# Is Medium coming back?



## StrynBean (Aug 5, 2004)

I don't see any info on it, and when I went to set up my new Tivo with a Medium season pass, it only has the Lifetime (or whatever station besides NBC) ones.

I love this show! I thought it did well!


----------



## phox_mulder (Feb 23, 2006)

Sundays after Football is over.


phox


----------



## StrynBean (Aug 5, 2004)

That is a long time to wait......


----------



## jerryez (May 16, 2001)

I was getting tired of the whiney kids anyway.


----------



## smithfan (Oct 12, 2006)

I like it; I am glad it will be back!


----------



## Vendikarr (Feb 24, 2004)

NBC is bringing it back early. I will be running on Wednesday starting in mid November.


----------



## rkester (Jan 10, 2005)

According to the futon critic, it will be back Nov 15th in Kidnapped's spot...

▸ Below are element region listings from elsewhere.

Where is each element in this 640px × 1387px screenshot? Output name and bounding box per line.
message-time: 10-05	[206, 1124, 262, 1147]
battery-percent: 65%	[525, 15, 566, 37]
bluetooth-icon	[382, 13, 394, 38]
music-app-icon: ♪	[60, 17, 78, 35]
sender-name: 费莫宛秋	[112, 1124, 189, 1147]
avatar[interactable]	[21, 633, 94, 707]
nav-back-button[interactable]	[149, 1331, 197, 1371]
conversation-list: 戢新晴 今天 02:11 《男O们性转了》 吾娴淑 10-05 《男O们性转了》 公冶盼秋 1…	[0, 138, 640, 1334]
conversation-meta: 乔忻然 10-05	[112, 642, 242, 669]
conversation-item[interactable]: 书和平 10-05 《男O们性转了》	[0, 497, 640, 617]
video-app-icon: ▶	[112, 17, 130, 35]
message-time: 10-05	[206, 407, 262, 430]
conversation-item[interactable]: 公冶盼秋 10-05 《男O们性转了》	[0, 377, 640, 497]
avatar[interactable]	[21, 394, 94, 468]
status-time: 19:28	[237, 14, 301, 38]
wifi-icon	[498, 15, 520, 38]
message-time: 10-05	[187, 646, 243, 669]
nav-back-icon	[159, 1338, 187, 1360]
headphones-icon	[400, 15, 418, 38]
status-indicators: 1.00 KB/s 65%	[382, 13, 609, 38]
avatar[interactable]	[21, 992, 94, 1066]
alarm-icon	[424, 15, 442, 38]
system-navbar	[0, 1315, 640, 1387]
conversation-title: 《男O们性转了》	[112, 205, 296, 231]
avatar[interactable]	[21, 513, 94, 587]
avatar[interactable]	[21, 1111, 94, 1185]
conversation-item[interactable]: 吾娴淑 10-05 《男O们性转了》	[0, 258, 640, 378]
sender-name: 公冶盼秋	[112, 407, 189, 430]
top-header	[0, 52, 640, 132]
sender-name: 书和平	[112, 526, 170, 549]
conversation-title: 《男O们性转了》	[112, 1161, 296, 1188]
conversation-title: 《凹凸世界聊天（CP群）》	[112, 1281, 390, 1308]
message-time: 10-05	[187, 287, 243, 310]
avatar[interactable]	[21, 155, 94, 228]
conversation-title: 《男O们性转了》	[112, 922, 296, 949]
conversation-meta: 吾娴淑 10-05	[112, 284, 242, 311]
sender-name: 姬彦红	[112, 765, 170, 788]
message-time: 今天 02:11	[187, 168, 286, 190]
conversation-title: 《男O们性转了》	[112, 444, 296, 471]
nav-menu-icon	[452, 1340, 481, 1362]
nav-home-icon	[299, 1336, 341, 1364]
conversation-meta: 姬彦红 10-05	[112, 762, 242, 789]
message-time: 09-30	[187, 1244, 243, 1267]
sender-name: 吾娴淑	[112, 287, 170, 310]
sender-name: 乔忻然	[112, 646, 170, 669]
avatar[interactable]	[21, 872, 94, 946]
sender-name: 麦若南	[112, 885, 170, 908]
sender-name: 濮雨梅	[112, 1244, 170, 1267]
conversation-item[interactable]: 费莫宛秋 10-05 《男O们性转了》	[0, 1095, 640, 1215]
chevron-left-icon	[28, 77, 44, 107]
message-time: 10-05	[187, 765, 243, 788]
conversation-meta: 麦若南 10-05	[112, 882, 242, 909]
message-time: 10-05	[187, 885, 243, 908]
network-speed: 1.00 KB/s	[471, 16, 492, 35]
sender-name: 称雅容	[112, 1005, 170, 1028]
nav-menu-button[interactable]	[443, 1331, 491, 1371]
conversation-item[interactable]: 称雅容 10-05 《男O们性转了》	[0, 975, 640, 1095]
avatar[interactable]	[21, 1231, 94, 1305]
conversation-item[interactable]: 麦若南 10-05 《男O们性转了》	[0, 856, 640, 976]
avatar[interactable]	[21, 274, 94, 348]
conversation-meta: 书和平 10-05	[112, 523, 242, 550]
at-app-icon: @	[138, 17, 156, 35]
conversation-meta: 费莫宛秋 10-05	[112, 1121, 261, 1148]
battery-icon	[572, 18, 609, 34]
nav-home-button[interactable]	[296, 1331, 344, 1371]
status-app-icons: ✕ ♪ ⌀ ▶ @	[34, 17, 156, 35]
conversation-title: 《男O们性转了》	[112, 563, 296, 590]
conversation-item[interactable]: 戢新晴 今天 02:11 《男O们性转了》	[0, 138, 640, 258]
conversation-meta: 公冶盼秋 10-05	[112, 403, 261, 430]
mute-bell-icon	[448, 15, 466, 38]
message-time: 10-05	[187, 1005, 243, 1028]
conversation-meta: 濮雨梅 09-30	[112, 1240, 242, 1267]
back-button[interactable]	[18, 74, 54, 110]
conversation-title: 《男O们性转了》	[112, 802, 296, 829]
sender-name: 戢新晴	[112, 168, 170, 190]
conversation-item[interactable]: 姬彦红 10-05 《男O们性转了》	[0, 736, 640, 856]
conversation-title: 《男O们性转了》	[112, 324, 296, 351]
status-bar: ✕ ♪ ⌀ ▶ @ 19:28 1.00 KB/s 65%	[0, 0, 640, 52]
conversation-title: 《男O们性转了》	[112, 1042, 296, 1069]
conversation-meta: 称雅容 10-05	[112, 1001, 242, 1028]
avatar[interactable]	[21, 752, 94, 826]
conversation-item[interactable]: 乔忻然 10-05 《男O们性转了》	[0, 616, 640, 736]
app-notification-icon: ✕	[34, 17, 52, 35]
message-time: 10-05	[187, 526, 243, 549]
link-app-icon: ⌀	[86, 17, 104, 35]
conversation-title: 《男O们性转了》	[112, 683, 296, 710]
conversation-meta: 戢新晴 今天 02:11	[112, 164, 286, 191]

http://www.thefutoncritic.com/news.aspx?id=20061012nbc01

I am so behind on this show, I missed the entire 2nd season minus the first few episodes. I guess I need to do a marathon session with the DVDs.


----------



## rhuntington3 (May 1, 2001)

rkester said:


> According to the futon critic, it will be back Nov 15th in Kidnapped's spot...
> 
> http://www.thefutoncritic.com/news.aspx?id=20061012nbc01
> 
> I am so behind on this show, I missed the entire 2nd season minus the first few episodes. I guess I need to do a marathon session with the DVDs.


I still have the last 5 episodes from last season on my Tivo. Guess I've got about a month to get them watched...


----------



## rkester (Jan 10, 2005)

Not taking this off topic, just relating a story regarding your new Medium deadline... I had both greys anat s2 and lost s2 to watch in its entirety over the course of a month before the new seasons started. not easy my friend, but you will manage as long as Lady is by your side and a cool watery beverage is always close at hand.

And patricia arquette is cute as button so I can watch her anyday.


----------



## rhuntington3 (May 1, 2001)

rkester said:


> Not taking this off topic, just relating a story regarding your new Medium deadline... I had both greys anat s2 and lost s2 to watch in its entirety over the course of a month before the new seasons started. not easy my friend, but you will manage as long as Lady is by your side and a cool watery beverage is always close at hand.
> 
> And patricia arquette is cute as button so I can watch her anyday.


 Thanks! Lady usually snoozes by the door when I watch TV. And my beverages these days are sugar free Kool-Aid or Crystal Light. I'm down to 189! YAY!

Anyway, enough of that off topic stuff; back to Medium!


----------



## BriGuy20 (Aug 4, 2005)

This will go on my dual tuner along with CSI: NY.

Can't wait to see Patricia back solving paranormal procedural cases!


----------



## bicker (Nov 9, 2003)

This is one of my wife's many contributions to our Season Pass list. She's happy to see it coming back.


----------



## rkester (Jan 10, 2005)

I know Lifetime shows the show in repeats. I am kinda hoping they will so S2 in order so I can watch without having to buy it. But I wouldnt mind owning it, Imjust really bad about buying box sets I dont really need.


----------



## rhuntington3 (May 1, 2001)

Two episodes of Medium completed. Three to go.  :up:


----------



## rhuntington3 (May 1, 2001)

Okay, last season of Medium has been completed. :up:


----------